A.I. for marketing is about automating simple tasks that allow us to free up more of our time to be strategic, effective, and less iterative. There’s nothing really artificial about it. It’s about saving time and improving processes.
I recently heard Andrew Ng of Baidu and Stanford University’s MOOC platform say that A.I. at its current stage is about automating the processes that take the human brain one to two seconds to complete. In marketing, that A.I. can be broadened to something more because it can bring efficiency to data collection, basic data observation and basic activation of the insights derived from that data.
Marketers can automate data collection if they can consolidate or limit the sources of data in, as well as develop a simplified, unified taxonomy for the data. This can be for audience data in targeting or measurement data for reporting.
If you can ensure a singular format, the data can be more easily pulled together. Then basic data analysis can be done — which means trends can be spotted, and simple decisions to optimize or not could be automated.
Basic activation refers to what happens as a result of those insights and that can refer to everything from the output of recommendations that require human implementation to simple optimization and reallocation of digital advertising.
All in all, A.I. in this context simply refers to giving you back time, since most of what I describe above is the role played by the agency in a typical agency-marketer relationship.

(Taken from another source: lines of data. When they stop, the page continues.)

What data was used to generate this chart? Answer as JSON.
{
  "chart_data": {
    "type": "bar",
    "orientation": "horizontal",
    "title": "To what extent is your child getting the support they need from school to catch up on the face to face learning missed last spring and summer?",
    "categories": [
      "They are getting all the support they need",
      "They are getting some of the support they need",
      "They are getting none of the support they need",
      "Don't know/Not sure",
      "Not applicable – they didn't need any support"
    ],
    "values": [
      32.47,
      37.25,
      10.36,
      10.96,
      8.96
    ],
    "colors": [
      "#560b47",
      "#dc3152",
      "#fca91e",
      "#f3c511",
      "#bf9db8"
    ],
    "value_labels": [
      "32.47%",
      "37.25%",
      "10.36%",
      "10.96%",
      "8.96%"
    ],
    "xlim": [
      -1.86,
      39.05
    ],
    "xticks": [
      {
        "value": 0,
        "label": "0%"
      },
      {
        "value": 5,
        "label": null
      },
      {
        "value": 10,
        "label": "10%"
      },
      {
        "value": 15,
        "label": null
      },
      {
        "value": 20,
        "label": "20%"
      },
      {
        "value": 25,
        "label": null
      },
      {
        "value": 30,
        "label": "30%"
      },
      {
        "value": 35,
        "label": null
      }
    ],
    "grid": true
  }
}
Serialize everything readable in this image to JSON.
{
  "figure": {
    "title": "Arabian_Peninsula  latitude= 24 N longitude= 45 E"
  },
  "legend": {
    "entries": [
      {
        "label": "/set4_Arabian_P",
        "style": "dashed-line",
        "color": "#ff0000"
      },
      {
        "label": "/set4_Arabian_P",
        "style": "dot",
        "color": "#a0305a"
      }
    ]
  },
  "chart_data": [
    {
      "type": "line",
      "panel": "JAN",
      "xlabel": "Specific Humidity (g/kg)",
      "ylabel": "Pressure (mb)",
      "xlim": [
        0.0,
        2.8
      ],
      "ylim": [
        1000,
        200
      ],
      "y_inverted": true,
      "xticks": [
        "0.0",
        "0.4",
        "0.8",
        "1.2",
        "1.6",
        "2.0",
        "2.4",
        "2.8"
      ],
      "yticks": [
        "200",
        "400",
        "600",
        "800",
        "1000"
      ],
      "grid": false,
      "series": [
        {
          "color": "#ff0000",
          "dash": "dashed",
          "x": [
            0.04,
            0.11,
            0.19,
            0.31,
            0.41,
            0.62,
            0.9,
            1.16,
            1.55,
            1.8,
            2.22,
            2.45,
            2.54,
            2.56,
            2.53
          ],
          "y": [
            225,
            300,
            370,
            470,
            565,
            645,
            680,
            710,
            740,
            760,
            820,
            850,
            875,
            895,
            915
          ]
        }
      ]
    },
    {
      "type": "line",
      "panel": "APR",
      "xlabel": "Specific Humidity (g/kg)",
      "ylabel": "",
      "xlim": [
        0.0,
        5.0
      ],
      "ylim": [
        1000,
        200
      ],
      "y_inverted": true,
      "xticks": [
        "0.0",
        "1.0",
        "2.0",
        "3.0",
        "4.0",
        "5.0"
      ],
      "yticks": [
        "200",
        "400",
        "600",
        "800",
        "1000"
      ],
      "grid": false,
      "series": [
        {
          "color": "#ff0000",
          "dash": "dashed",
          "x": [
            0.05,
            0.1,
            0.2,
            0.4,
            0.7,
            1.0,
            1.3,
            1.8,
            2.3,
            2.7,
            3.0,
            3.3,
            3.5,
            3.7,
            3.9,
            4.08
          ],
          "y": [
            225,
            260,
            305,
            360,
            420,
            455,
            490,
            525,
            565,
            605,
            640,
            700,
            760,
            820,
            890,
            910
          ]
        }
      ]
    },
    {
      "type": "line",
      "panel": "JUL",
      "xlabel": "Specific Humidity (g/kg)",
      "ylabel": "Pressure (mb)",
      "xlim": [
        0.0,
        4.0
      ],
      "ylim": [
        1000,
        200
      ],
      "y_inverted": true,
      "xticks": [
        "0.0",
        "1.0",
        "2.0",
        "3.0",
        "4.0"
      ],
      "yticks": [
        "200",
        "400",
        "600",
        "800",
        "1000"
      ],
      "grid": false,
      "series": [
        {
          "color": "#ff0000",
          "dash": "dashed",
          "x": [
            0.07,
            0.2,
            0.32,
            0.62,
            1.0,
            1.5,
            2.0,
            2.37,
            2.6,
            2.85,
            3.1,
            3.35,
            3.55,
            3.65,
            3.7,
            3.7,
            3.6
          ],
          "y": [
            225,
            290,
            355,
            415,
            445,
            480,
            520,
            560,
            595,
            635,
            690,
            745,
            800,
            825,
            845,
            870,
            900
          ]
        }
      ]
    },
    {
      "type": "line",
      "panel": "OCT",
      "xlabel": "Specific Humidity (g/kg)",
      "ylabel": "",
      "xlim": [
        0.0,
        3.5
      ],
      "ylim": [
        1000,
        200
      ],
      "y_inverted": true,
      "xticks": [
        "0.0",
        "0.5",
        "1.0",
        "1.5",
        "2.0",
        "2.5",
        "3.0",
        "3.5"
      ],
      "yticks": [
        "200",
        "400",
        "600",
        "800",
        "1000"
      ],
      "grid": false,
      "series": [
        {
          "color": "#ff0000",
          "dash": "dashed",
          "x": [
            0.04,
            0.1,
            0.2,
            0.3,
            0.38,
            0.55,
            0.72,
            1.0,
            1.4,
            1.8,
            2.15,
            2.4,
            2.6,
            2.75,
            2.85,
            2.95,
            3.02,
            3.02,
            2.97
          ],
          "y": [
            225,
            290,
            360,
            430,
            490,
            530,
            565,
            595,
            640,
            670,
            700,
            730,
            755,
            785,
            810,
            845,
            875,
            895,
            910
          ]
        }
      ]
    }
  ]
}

That means A.I. potentially has a huge role in the agency world, allowing agencies to get back to a more strategic function and focus on messaging and creative. After all, these are the ways they typically should be adding value in an era of consolidation for media (both in terms of where you spend your money and how you spend your money). A.I. actually allows agencies to refocus their staff on valuable relationships rather than treading water.
I would expect real A.I. involvement by an agency would mean investing in data science to automate reporting, which is a direct response to the pressure of cost-cutting and margin slashing in recent years. However, I’ve seen press releases from agencies touting their involvement in A.I., but most of these are simply releases to generate buzz – I don’t see much more than vapor slightly below the surface.
For brands, A.I. has a similar effect internally. If brands can harness A.I. to automate processes — ranging from offer optimization to customer journey mapping and message delivery — they can focus on broader, more strategic efforts to maximize customer relationships and acquisition. If you are simply trying to manually optimize every experience, you have too many people focused on the present and not enough on the future.
2014 was The Year of Mobile (again) and 2015 was the year of Big Data, while 2016 was the year of MarTech vs. AdTech. 2017 aims to be the year of A.I. Are you thinking of how to use the data once you have it? That’s simply what this is all about: leveraging the data for automation!